Поверьте, я Веру ни в чем не виню, я бы вообще никогда и ни в чем ее винить не смог, но так, со стороны, я думаю, что ни перед кем в жизни она больше, чем передо мной, виновата не была. Она ведь тяготилась, стыдилась меня до невозможности, из-за того, что по ночам я под себя ходил. Видели бы вы, как ее передергивало, когда мне постель менять надо было и когда я ее мамой звал, даже если это не на людях было, ее тоже всю передергивало. А ведь я ее любил. Из-за этого старался целый день на улице быть, из-за этого и бежал от них, когда совсем уже невмоготу сделалось. Понимаете, Дрейфер, я бежал и верил, что вот скоро стану таким, что она обязательно мной гордиться будет, тогда и вернусь”.
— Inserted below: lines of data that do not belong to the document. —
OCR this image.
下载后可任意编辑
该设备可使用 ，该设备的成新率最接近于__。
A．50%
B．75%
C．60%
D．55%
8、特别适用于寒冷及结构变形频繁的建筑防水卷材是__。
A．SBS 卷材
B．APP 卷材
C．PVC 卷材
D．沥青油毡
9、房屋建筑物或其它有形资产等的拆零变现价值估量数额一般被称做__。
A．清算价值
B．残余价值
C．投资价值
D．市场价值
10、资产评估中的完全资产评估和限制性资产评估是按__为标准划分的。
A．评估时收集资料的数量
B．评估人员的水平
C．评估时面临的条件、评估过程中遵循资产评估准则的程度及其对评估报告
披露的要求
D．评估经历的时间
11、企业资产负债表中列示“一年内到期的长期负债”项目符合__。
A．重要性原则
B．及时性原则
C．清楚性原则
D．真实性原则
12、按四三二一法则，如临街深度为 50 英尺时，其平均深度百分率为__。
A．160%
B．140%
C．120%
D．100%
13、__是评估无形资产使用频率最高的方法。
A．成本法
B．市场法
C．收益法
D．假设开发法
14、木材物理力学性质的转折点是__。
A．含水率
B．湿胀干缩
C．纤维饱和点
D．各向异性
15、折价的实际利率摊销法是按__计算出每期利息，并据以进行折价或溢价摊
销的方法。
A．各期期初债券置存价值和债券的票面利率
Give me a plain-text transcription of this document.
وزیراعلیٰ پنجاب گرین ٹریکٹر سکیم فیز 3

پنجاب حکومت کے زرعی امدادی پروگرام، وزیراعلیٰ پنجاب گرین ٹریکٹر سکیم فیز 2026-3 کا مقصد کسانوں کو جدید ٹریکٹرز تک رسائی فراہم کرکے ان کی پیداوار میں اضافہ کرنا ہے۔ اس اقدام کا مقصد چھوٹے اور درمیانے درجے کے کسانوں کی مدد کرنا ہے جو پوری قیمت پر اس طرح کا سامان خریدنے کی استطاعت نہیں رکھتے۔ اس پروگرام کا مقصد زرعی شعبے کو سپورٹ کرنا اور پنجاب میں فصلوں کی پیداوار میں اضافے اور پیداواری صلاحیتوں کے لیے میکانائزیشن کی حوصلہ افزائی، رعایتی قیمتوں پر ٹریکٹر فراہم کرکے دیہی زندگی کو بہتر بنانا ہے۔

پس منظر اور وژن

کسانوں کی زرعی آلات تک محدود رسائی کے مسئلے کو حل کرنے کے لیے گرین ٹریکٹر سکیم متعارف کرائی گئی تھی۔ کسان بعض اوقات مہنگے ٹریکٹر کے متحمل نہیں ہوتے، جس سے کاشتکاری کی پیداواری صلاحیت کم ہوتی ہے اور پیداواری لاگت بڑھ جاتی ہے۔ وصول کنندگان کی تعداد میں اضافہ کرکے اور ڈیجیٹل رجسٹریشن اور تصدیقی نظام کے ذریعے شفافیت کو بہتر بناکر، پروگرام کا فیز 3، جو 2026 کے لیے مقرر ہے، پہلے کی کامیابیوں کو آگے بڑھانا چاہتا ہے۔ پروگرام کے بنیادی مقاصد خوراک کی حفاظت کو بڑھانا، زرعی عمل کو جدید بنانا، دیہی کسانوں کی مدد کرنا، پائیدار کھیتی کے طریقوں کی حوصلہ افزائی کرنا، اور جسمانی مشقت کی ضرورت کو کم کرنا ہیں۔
Ушаков снова замолчал, но Дрейфер уже понял, что вмешиваться незачем, сам заговорит. Так и получилось. “Ей вообще ни за кого замуж выходить было не надо, – сказал Ушаков твердо. – Не для нее это. Она очень чистая была и наивная, хотела прожить жизнь, как все, а ей, по природе, нужно было другое. Она и сама тогда не знала, что ей нужно другое. А я, что я, пацан семилетний, сосунок, мог сделать? Я видел, что она хочет, чтобы я ушел, я и ушел. Так что я не был блудным сыном, не думайте, не был, она хоть и не говорила «уходи» – сама меня прогоняла, но я знал, что когда-нибудь всё равно вернусь. Я ведь тоже другой, и мне никто, кроме нее, никогда нужен не был. Плохо лишь, что я про себя это знал, а она не знала, и скажи я, что нам только тогда хорошо будет, если мы с ней вдвоем – мать и сын – жить станем, не поверила бы. Всю жизнь только мать и сын, больше никого”, – повторил он.